Dominique Dhombres n’avait pas besoin de tels encouragements. Sa plume griffe naturellement, mais il ne se considère pas pour autant comme un redresseur de torts. ‘J’écris, dit-il, un billet d’humeur, et parfois d’humour, en forçant un peu le trait, à la manière d’un caricaturiste.’
Au début des années 1950, Michel Droit n’était que pigiste au Monde tout en travaillant à la Radiodiffusion-télévision française (RTF). Il a abandonné sa fonction de critique pour devenir… présentateur du journal télévisé. A l’époque, certains rédacteurs du quotidien s’opposaient à la publication du programme de l’unique chaîne, y voyant un concurrent potentiel. Ils n’avaient pas tout à fait tort…
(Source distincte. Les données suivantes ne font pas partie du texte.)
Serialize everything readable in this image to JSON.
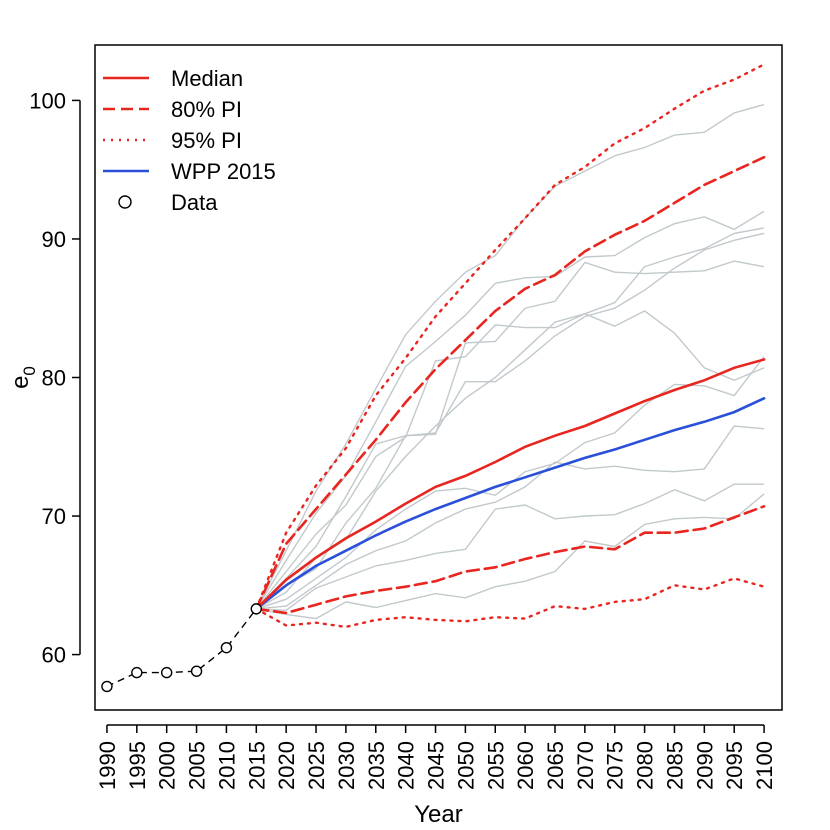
{
  "chart_data": {
    "type": "line",
    "xlabel": "Year",
    "ylabel": "e",
    "ylabel_subscript": "0",
    "xlim": [
      1988,
      2103
    ],
    "ylim": [
      56,
      104
    ],
    "x_ticks": [
      1990,
      1995,
      2000,
      2005,
      2010,
      2015,
      2020,
      2025,
      2030,
      2035,
      2040,
      2045,
      2050,
      2055,
      2060,
      2065,
      2070,
      2075,
      2080,
      2085,
      2090,
      2095,
      2100
    ],
    "y_ticks": [
      60,
      70,
      80,
      90,
      100
    ],
    "grid": false,
    "legend": {
      "placement": "top-left",
      "items": [
        {
          "label": "Median",
          "style": "solid",
          "color": "#e8251f"
        },
        {
          "label": "80% PI",
          "style": "dashed",
          "color": "#e8251f"
        },
        {
          "label": "95% PI",
          "style": "dotted",
          "color": "#e8251f"
        },
        {
          "label": "WPP 2015",
          "style": "solid",
          "color": "#2a4fd8"
        },
        {
          "label": "Data",
          "style": "circle",
          "color": "#000000"
        }
      ]
    },
    "data": {
      "x": [
        1990,
        1995,
        2000,
        2005,
        2010,
        2015
      ],
      "values": [
        57.7,
        58.7,
        58.7,
        58.8,
        60.5,
        63.3
      ]
    },
    "projection_x": [
      2015,
      2020,
      2025,
      2030,
      2035,
      2040,
      2045,
      2050,
      2055,
      2060,
      2065,
      2070,
      2075,
      2080,
      2085,
      2090,
      2095,
      2100
    ],
    "series": [
      {
        "name": "Median",
        "color": "#e8251f",
        "style": "solid",
        "values": [
          63.3,
          65.4,
          67.0,
          68.4,
          69.6,
          70.9,
          72.1,
          72.9,
          73.9,
          75.0,
          75.8,
          76.5,
          77.4,
          78.3,
          79.1,
          79.8,
          80.7,
          81.3
        ]
      },
      {
        "name": "80% PI",
        "color": "#e8251f",
        "style": "dashed",
        "values": [
          63.3,
          68.0,
          70.5,
          73.0,
          75.5,
          78.2,
          80.6,
          82.7,
          84.8,
          86.4,
          87.4,
          89.1,
          90.3,
          91.3,
          92.6,
          93.9,
          94.9,
          95.9
        ]
      },
      {
        "name": "80% PI",
        "color": "#e8251f",
        "style": "dashed",
        "values": [
          63.3,
          63.0,
          63.6,
          64.2,
          64.6,
          64.9,
          65.3,
          66.0,
          66.3,
          66.9,
          67.4,
          67.8,
          67.6,
          68.8,
          68.8,
          69.1,
          69.9,
          70.7
        ]
      },
      {
        "name": "95% PI",
        "color": "#e8251f",
        "style": "dotted",
        "values": [
          63.3,
          68.8,
          72.2,
          74.9,
          78.7,
          81.4,
          84.4,
          86.8,
          89.2,
          91.5,
          93.9,
          95.2,
          96.9,
          98.0,
          99.4,
          100.7,
          101.5,
          102.6
        ]
      },
      {
        "name": "95% PI",
        "color": "#e8251f",
        "style": "dotted",
        "values": [
          63.3,
          62.1,
          62.3,
          62.0,
          62.5,
          62.7,
          62.5,
          62.4,
          62.7,
          62.6,
          63.5,
          63.3,
          63.8,
          64.0,
          65.0,
          64.7,
          65.5,
          64.9
        ]
      },
      {
        "name": "WPP 2015",
        "color": "#2a4fd8",
        "style": "solid",
        "values": [
          63.3,
          65.0,
          66.4,
          67.5,
          68.6,
          69.6,
          70.5,
          71.3,
          72.1,
          72.8,
          73.5,
          74.2,
          74.8,
          75.5,
          76.2,
          76.8,
          77.5,
          78.5
        ]
      }
    ],
    "trajectories": [
      [
        63.3,
        67.5,
        71.8,
        75.2,
        79.2,
        83.1,
        85.5,
        87.6,
        88.8,
        91.5,
        93.8,
        94.9,
        96.0,
        96.6,
        97.5,
        97.7,
        99.1,
        99.7
      ],
      [
        63.3,
        66.8,
        70.2,
        72.9,
        76.8,
        80.8,
        82.6,
        84.5,
        86.8,
        87.2,
        87.3,
        88.7,
        88.8,
        90.1,
        91.1,
        91.6,
        90.7,
        92.0
      ],
      [
        63.3,
        66.0,
        68.7,
        70.8,
        74.3,
        75.7,
        81.2,
        81.5,
        83.8,
        83.6,
        83.6,
        84.6,
        85.4,
        88.0,
        88.7,
        89.3,
        90.4,
        90.8
      ],
      [
        63.3,
        65.5,
        67.8,
        71.4,
        75.2,
        75.8,
        75.9,
        82.5,
        82.6,
        85.0,
        85.5,
        88.3,
        87.6,
        87.5,
        87.6,
        87.7,
        88.4,
        88.0
      ],
      [
        63.3,
        65.0,
        66.2,
        69.5,
        72.0,
        75.8,
        76.0,
        79.7,
        79.7,
        81.2,
        83.0,
        84.4,
        85.0,
        86.3,
        87.9,
        89.2,
        89.9,
        90.4
      ],
      [
        63.3,
        64.5,
        67.0,
        68.3,
        71.8,
        74.3,
        76.5,
        78.5,
        80.0,
        82.0,
        84.0,
        84.6,
        83.7,
        84.8,
        83.2,
        80.7,
        79.8,
        80.7
      ],
      [
        63.3,
        64.0,
        65.5,
        67.0,
        69.0,
        70.5,
        71.8,
        72.0,
        71.5,
        73.2,
        73.8,
        75.3,
        76.0,
        78.0,
        79.5,
        79.4,
        78.7,
        81.5
      ],
      [
        63.3,
        63.5,
        65.0,
        66.5,
        67.5,
        68.2,
        69.5,
        70.5,
        71.0,
        72.1,
        73.9,
        73.4,
        73.6,
        73.3,
        73.2,
        73.4,
        76.5,
        76.3
      ],
      [
        63.3,
        63.2,
        64.8,
        65.6,
        66.4,
        66.8,
        67.3,
        67.6,
        70.5,
        70.8,
        69.8,
        70.0,
        70.1,
        70.9,
        71.9,
        71.1,
        72.3,
        72.3
      ],
      [
        63.3,
        62.9,
        62.6,
        63.8,
        63.4,
        63.9,
        64.4,
        64.1,
        64.9,
        65.3,
        66.0,
        68.2,
        67.8,
        69.4,
        69.8,
        69.9,
        69.8,
        71.6
      ]
    ]
  }
}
Contrairement à ce qu’on supposait, la télévision n’a pas tué la radio : celle-ci a su conserver un public attentif, qui tend l’oreille et retient ce qu’il écoute. En revanche, la presse écrite quotidienne a été de plus en plus affectée par le petit écran, avant de l’être par Internet, qui a effacé les frontières entre texte, son et image.
Depuis 1950, tout a changé, et pas seulement le regard que Le Monde porte sur la télévision. L’audiovisuel a influencé l’aspect du journal et son style, mais aussi une bonne partie de son lectorat, qui a pris de nouvelles habitudes. Le zapping ne se limite plus à la boîte à images : c’est devenu une manière de vivre. Faire un kilomètre à pied par tous les temps pour acheter son quotidien semble appartenir à un autre siècle : on attend qu’il soit livré à domicile, dans la boîte aux lettres ou sur l’écran. Tout doit être à portée de main, de télécommande ou de souris.’